Unfortunately, that dream didn’t pan out. In the meantime, the Hungates decided to keep the tradition of the barn of always being a livestock barn going, and they raised cattle in there for a few years — until about 15 years ago.

They soon found another purpose for the barn after some encouragement from Janeen Hungate’s brother.

“We got into antiques, it was her (Janeen) brother’s idea,” said Neil Hungate.

“We weren’t into antiques at all. He (my brother) and sister opened up an antique shop in Story City so we started doing a lot of garage saling and so we would pick up things and put in their shop. Finally, one day my brother says ‘you have a barn. Why don’t you open your own antique shop?’ I said in that old, stinky barn? He told me, I would be surprised and to trust him,” said Janeen Hungate.

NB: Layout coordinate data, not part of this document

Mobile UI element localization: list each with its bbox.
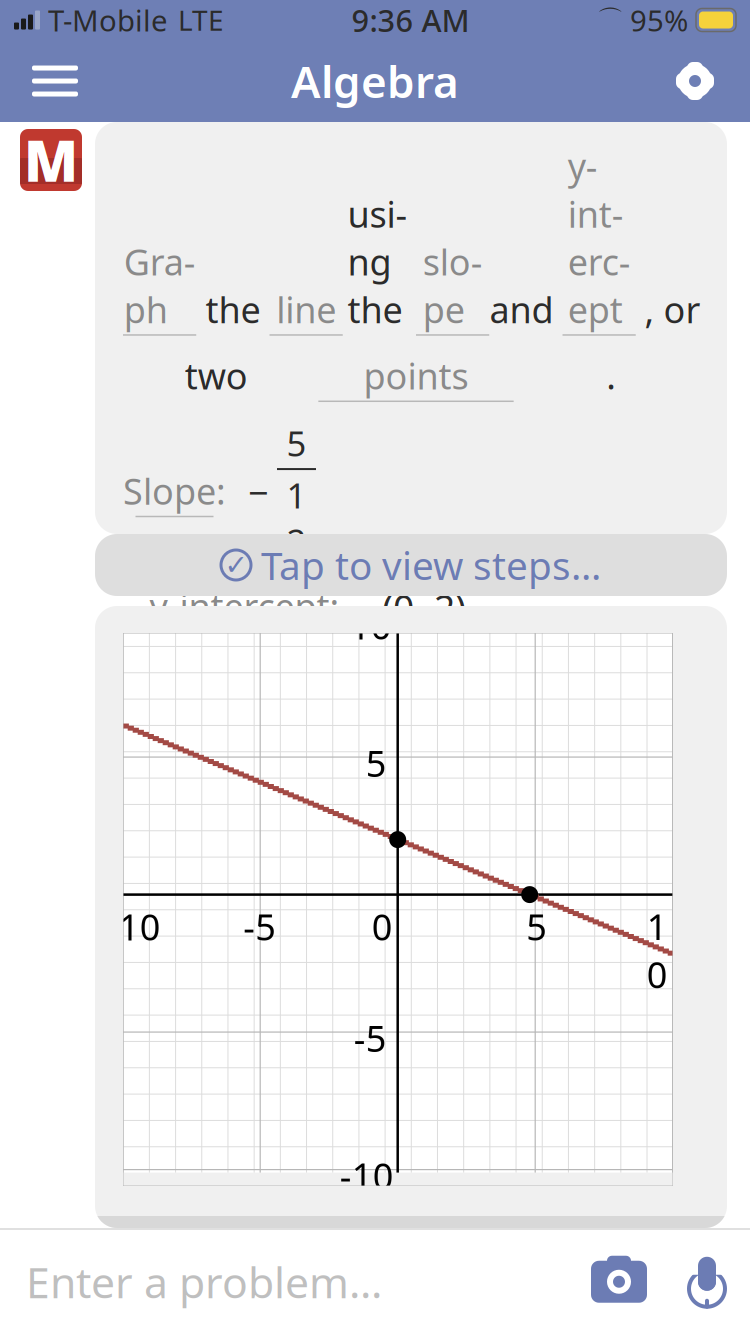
- staticText: -10: [340, 1152, 394, 1199]
- button[interactable]: Settings: [652, 42, 738, 120]
- staticText: 0: [372, 903, 393, 950]
- staticText: (0, 2): [372, 583, 466, 632]
- staticText: -5: [354, 1014, 387, 1062]
- staticText: y-intercept:: [150, 582, 340, 630]
- button[interactable]: Menu: [12, 42, 98, 120]
- staticText: two: [185, 352, 257, 400]
- staticText: and: [489, 238, 562, 333]
- staticText: 95%: [630, 0, 688, 40]
- staticText: 5: [366, 739, 387, 787]
- staticText: y-intercept: [568, 142, 631, 333]
- button[interactable]: Enter a problem...: [0, 1230, 574, 1334]
- staticText: slope: [423, 238, 483, 333]
- staticText: Algebra: [291, 52, 459, 110]
- staticText: 10: [350, 602, 392, 649]
- staticText: 5: [286, 420, 306, 466]
- staticText: line: [276, 285, 336, 333]
- staticText: Graph: [124, 238, 196, 333]
- staticText: y: [224, 642, 242, 688]
- staticText: ✓: [224, 549, 248, 581]
- staticText: 24: [162, 692, 178, 767]
- staticText: , or: [644, 285, 700, 333]
- staticText: the: [196, 285, 269, 333]
- staticText: -10: [107, 903, 161, 950]
- staticText: points: [364, 352, 468, 400]
- staticText: x: [161, 642, 179, 688]
- staticText: using the: [347, 142, 411, 333]
- button[interactable]: Scan problem with camera: [574, 1230, 664, 1334]
- button[interactable]: Voice input: [664, 1230, 750, 1334]
- staticText: 10: [647, 903, 668, 998]
- staticText: M: [24, 123, 78, 197]
- staticText: 9:36 AM: [352, 0, 470, 40]
- staticText: ⌒: [597, 4, 624, 36]
- staticText: 5: [162, 773, 178, 810]
- staticText: −: [230, 468, 269, 516]
- staticText: 12: [286, 472, 306, 564]
- staticText: 0: [160, 681, 180, 727]
- staticText: 0: [222, 728, 242, 774]
- staticText: T-Mobile: [48, 0, 168, 40]
- staticText: LTE: [178, 1, 224, 39]
- staticText: 5: [526, 903, 547, 950]
- staticText: Slope:: [123, 467, 226, 515]
- staticText: Enter a problem...: [26, 1253, 382, 1310]
- staticText: -5: [243, 903, 276, 950]
- button[interactable]: ✓: [95, 534, 727, 596]
- staticText: 2: [222, 681, 242, 727]
- staticText: .: [606, 352, 616, 400]
- staticText: Tap to view steps...: [261, 539, 601, 591]
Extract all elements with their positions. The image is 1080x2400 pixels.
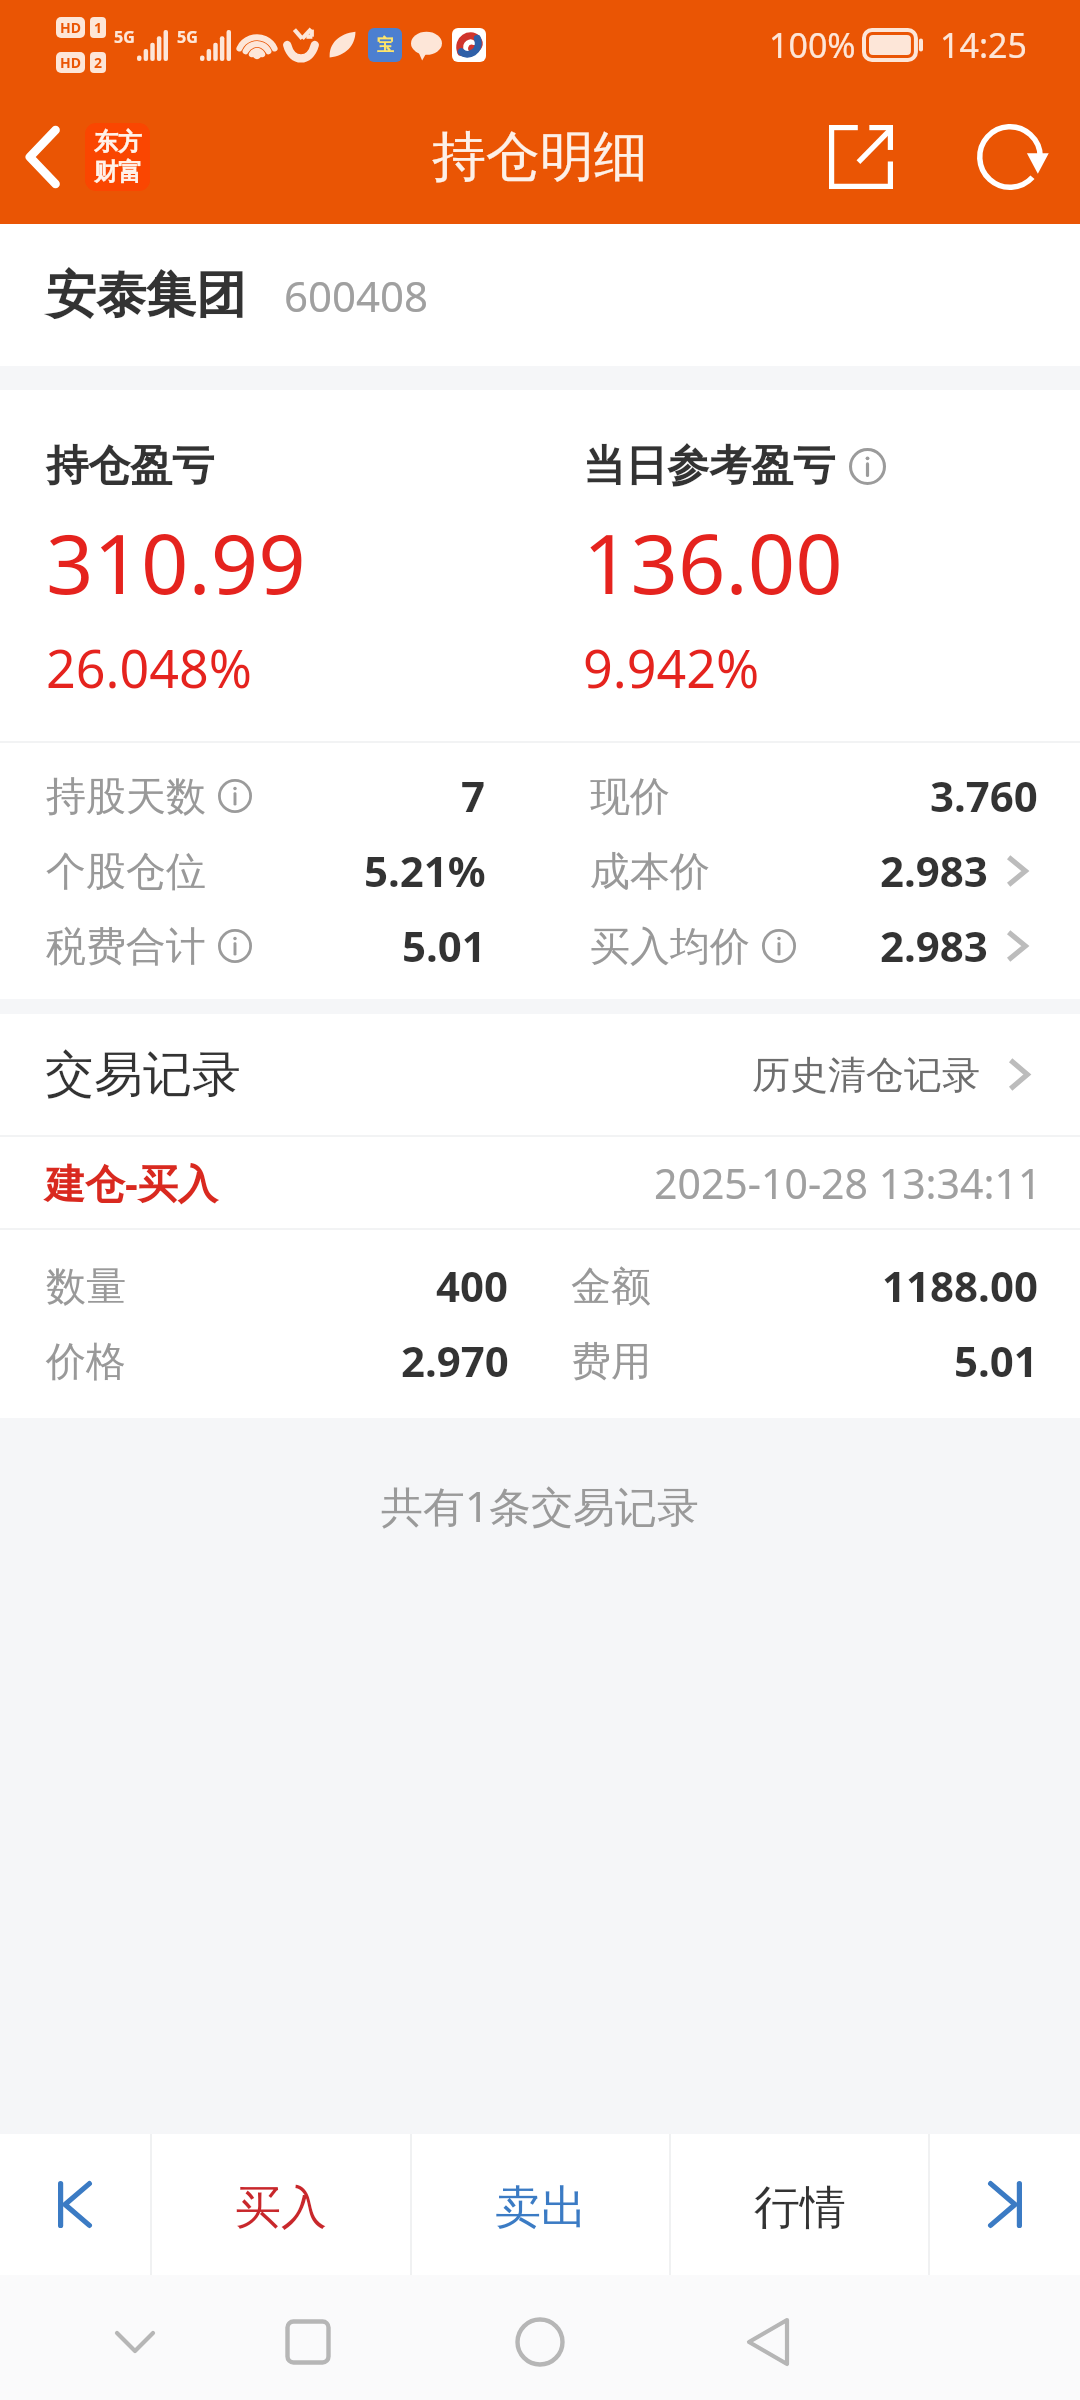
staticText: 26.048%: [46, 632, 252, 703]
staticText: 5.01: [954, 1332, 1038, 1389]
staticText: 财富: [94, 157, 142, 187]
staticText: 持仓盈亏: [46, 440, 214, 493]
staticText: 5.21%: [364, 842, 486, 899]
button[interactable]: Back: [708, 2282, 828, 2400]
staticText: 金额: [571, 1261, 651, 1311]
staticText: 安泰集团: [46, 264, 246, 327]
button[interactable]: Home: [480, 2282, 600, 2400]
button[interactable]: Refresh: [959, 102, 1069, 212]
staticText: 100%: [769, 22, 856, 68]
staticText: 2.970: [401, 1332, 509, 1389]
staticText: 数量: [46, 1261, 126, 1311]
staticText: 5.01: [402, 917, 486, 974]
button[interactable]: Share: [806, 102, 916, 212]
button[interactable]: 买入: [152, 2134, 410, 2275]
staticText: 7: [461, 767, 486, 824]
button[interactable]: Next stock: [930, 2134, 1080, 2275]
staticText: 价格: [46, 1336, 126, 1386]
staticText: 历史清仓记录: [752, 1051, 980, 1099]
staticText: 2.983: [880, 842, 988, 899]
staticText: 共有1条交易记录: [381, 1477, 700, 1534]
button[interactable]: Hide keyboard: [75, 2282, 195, 2400]
staticText: 建仓-买入: [45, 1155, 218, 1210]
staticText: 3.760: [930, 767, 1038, 824]
staticText: 东方: [94, 127, 142, 157]
staticText: 400: [436, 1257, 509, 1314]
staticText: 税费合计: [46, 921, 206, 971]
button[interactable]: 卖出: [412, 2134, 669, 2275]
button[interactable]: 安泰集团: [46, 224, 1080, 366]
staticText: 个股仓位: [46, 846, 206, 896]
staticText: 交易记录: [45, 1044, 241, 1106]
staticText: 600408: [284, 267, 429, 324]
staticText: 1: [94, 18, 103, 37]
staticText: 行情: [754, 2179, 846, 2237]
button[interactable]: 交易记录: [45, 1014, 1030, 1135]
staticText: 当日参考盈亏: [583, 440, 835, 493]
staticText: 买入: [235, 2179, 327, 2237]
staticText: HD: [60, 53, 81, 72]
button[interactable]: 买入均价: [486, 908, 1080, 983]
button[interactable]: Previous stock: [0, 2134, 150, 2275]
staticText: 费用: [571, 1336, 651, 1386]
button[interactable]: Back: [0, 90, 86, 224]
staticText: HD: [60, 18, 81, 37]
staticText: 136.00: [583, 505, 843, 618]
staticText: 买入均价: [590, 921, 750, 971]
staticText: 310.99: [46, 505, 306, 618]
button[interactable]: 成本价: [486, 833, 1080, 908]
staticText: 1188.00: [882, 1257, 1038, 1314]
staticText: 宝: [377, 35, 394, 56]
staticText: 持股天数: [46, 771, 206, 821]
staticText: 2025-10-28 13:34:11: [654, 1155, 1042, 1211]
staticText: 2: [94, 53, 103, 72]
staticText: 卖出: [495, 2179, 587, 2237]
staticText: 5G: [114, 26, 135, 48]
staticText: 2.983: [880, 917, 988, 974]
button[interactable]: Recents: [248, 2282, 368, 2400]
button[interactable]: 行情: [671, 2134, 928, 2275]
staticText: 现价: [590, 771, 670, 821]
staticText: 5G: [177, 26, 198, 48]
staticText: 9.942%: [583, 632, 760, 703]
staticText: 成本价: [590, 846, 710, 896]
staticText: 持仓明细: [432, 123, 648, 191]
staticText: 14:25: [940, 22, 1027, 68]
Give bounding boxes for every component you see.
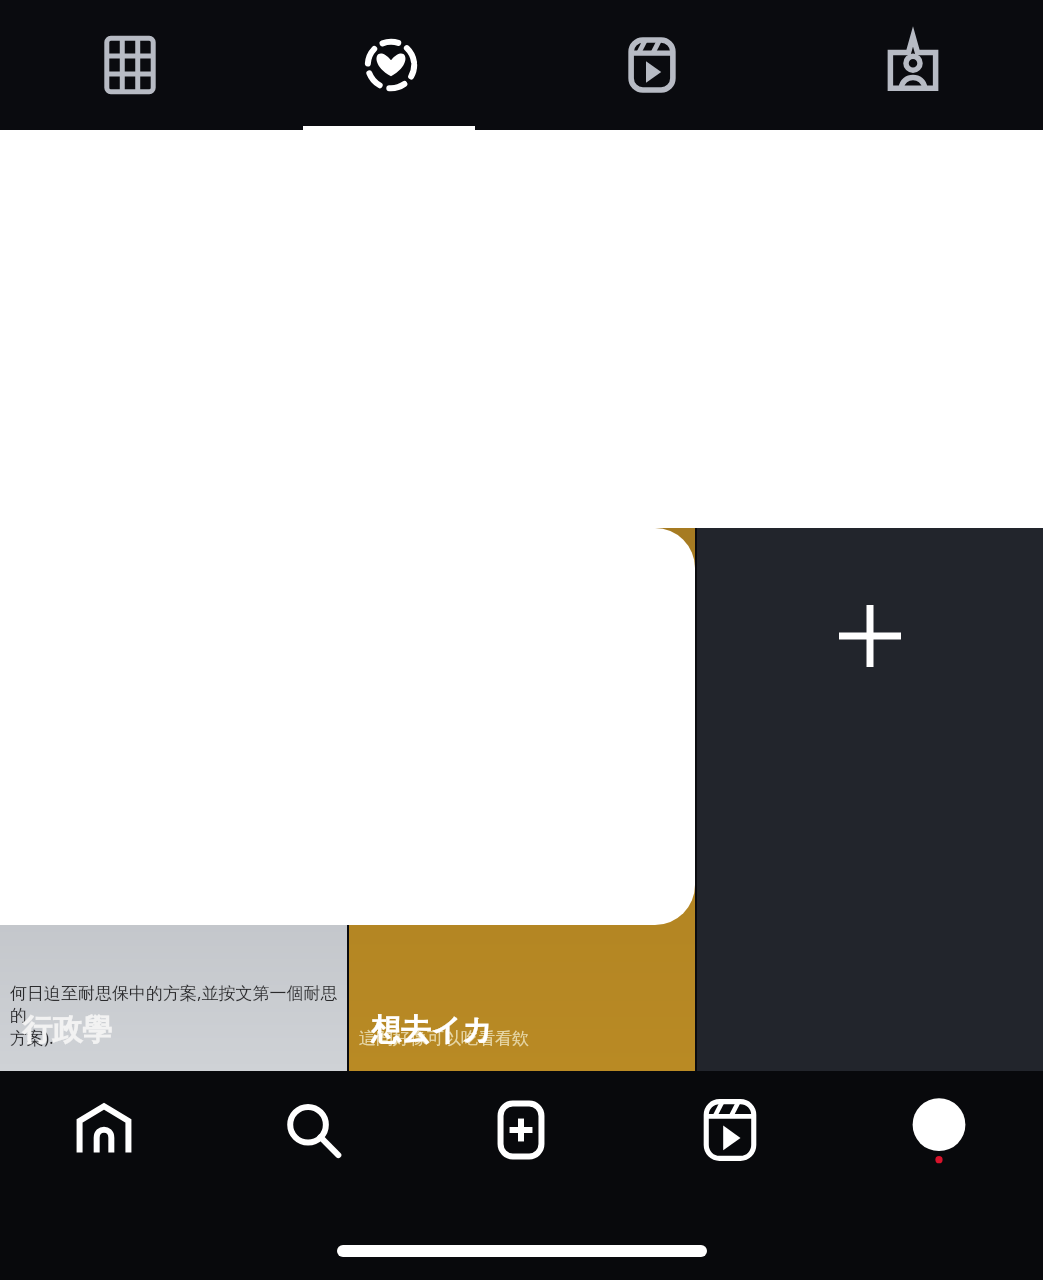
button[interactable]: Story highlights bbox=[260, 0, 521, 130]
staticText: 行政學 bbox=[22, 1011, 112, 1049]
staticText: 何日迫至耐思保中的方案,並按文第一個耐思的 方案). bbox=[10, 981, 339, 1049]
button[interactable]: Tagged bbox=[782, 0, 1043, 130]
button[interactable]: Search bbox=[208, 1071, 416, 1189]
button[interactable]: 這間好像可以吃看看欸 bbox=[349, 200, 695, 1071]
button[interactable]: Home bbox=[0, 1071, 208, 1189]
button[interactable]: Reels bbox=[521, 0, 782, 130]
button[interactable]: 何日迫至耐思保中的方案,並按文第一個耐思的 方案). bbox=[0, 200, 347, 1071]
button[interactable]: Add new highlight bbox=[697, 200, 1043, 1071]
button[interactable]: Create bbox=[416, 1071, 625, 1189]
button[interactable]: Profile bbox=[834, 1071, 1043, 1189]
button[interactable]: Posts grid bbox=[0, 0, 260, 130]
button[interactable]: Reels bbox=[625, 1071, 834, 1189]
staticText: 這間好像可以吃看看欸 bbox=[359, 1028, 529, 1049]
staticText: 想去イカ bbox=[371, 1011, 493, 1049]
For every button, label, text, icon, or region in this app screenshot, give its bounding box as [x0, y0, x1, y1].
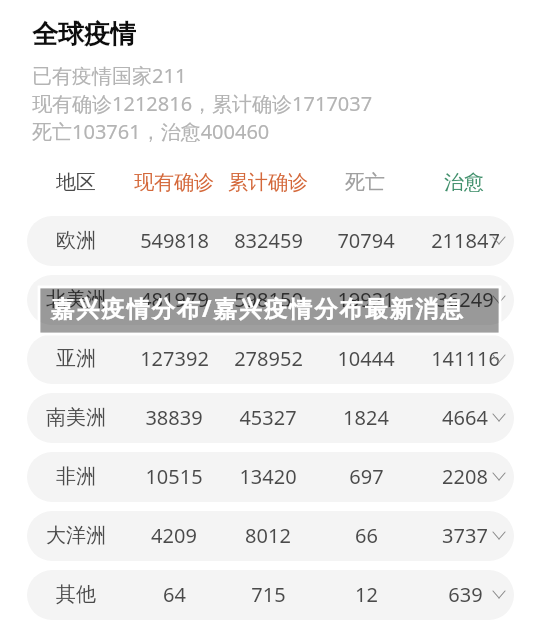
staticText: 36249: [436, 286, 494, 313]
other: 展开: [493, 237, 505, 244]
staticText: 13420: [239, 463, 297, 490]
button[interactable]: 地区: [26, 169, 126, 195]
staticText: 38839: [145, 404, 203, 431]
button[interactable]: 治愈: [414, 169, 514, 195]
staticText: 832459: [234, 227, 303, 254]
staticText: 19921: [337, 286, 395, 313]
staticText: 欧洲: [56, 228, 96, 253]
staticText: 10515: [145, 463, 203, 490]
button[interactable]: 北美洲: [27, 275, 514, 325]
staticText: 598150: [234, 286, 303, 313]
staticText: 2208: [442, 463, 488, 490]
button[interactable]: 现有确诊: [124, 169, 224, 195]
staticText: 1824: [343, 404, 389, 431]
staticText: 549818: [140, 227, 209, 254]
staticText: 南美洲: [46, 405, 106, 430]
button[interactable]: 南美洲: [27, 393, 514, 443]
staticText: 64: [163, 581, 186, 608]
staticText: 66: [355, 522, 378, 549]
staticText: 全球疫情: [32, 18, 136, 51]
staticText: 278952: [234, 345, 303, 372]
button[interactable]: 非洲: [27, 452, 514, 502]
staticText: 45327: [239, 404, 297, 431]
staticText: 其他: [56, 582, 96, 607]
staticText: 死亡: [345, 170, 385, 195]
other: 展开: [493, 532, 505, 539]
staticText: 127392: [140, 345, 209, 372]
staticText: 70794: [337, 227, 395, 254]
staticText: 北美洲: [46, 287, 106, 312]
staticText: 10444: [337, 345, 395, 372]
other: 展开: [493, 296, 505, 303]
staticText: 697: [349, 463, 384, 490]
staticText: 现有确诊: [134, 170, 214, 195]
staticText: 大洋洲: [46, 523, 106, 548]
staticText: 12: [355, 581, 378, 608]
staticText: 211847: [431, 227, 500, 254]
staticText: 非洲: [56, 464, 96, 489]
staticText: 715: [251, 581, 286, 608]
button[interactable]: 欧洲: [27, 216, 514, 266]
staticText: 地区: [56, 170, 96, 195]
other: 展开: [493, 414, 505, 421]
staticText: 亚洲: [56, 346, 96, 371]
button[interactable]: 亚洲: [27, 334, 514, 384]
button[interactable]: 其他: [27, 570, 514, 620]
other: 展开: [493, 591, 505, 598]
staticText: 累计确诊: [228, 170, 308, 195]
staticText: 141116: [431, 345, 500, 372]
button[interactable]: 累计确诊: [218, 169, 318, 195]
staticText: 481979: [140, 286, 209, 313]
staticText: 4209: [151, 522, 197, 549]
staticText: 治愈: [444, 170, 484, 195]
staticText: 嘉兴疫情分布/嘉兴疫情分布最新消息: [51, 292, 466, 323]
other: 展开: [493, 355, 505, 362]
staticText: 3737: [442, 522, 488, 549]
button[interactable]: 死亡: [315, 169, 415, 195]
button[interactable]: 大洋洲: [27, 511, 514, 561]
staticText: 639: [448, 581, 483, 608]
staticText: 已有疫情国家211 现有确诊1212816，累计确诊1717037 死亡1037…: [32, 62, 373, 145]
staticText: 8012: [245, 522, 291, 549]
staticText: 4664: [442, 404, 488, 431]
other: 展开: [493, 473, 505, 480]
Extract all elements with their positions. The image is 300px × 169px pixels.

And after two years of attending auctions and garage sales; buying up inventory, they had their first barn sale in 2016.

The couple held their first barn sale in 2016.

“Our first sale was just fantastic,” said Neil Hungate. “We did really well. People said they just loved coming here.”

“People were like ‘oh my gosh we love the barn,'” said Janeen Hungate. “I think a lot of people come just to see the barn.”

The Hungates aren’t exactly sure when their barn was built, but have had neighbors tell them they believe it is the second barn that has been built on the property.

Constructed out of brick, they also think there is a good possibility the brick came from Lehigh Brick and Tile, although there is no writing on the brick to tell for sure.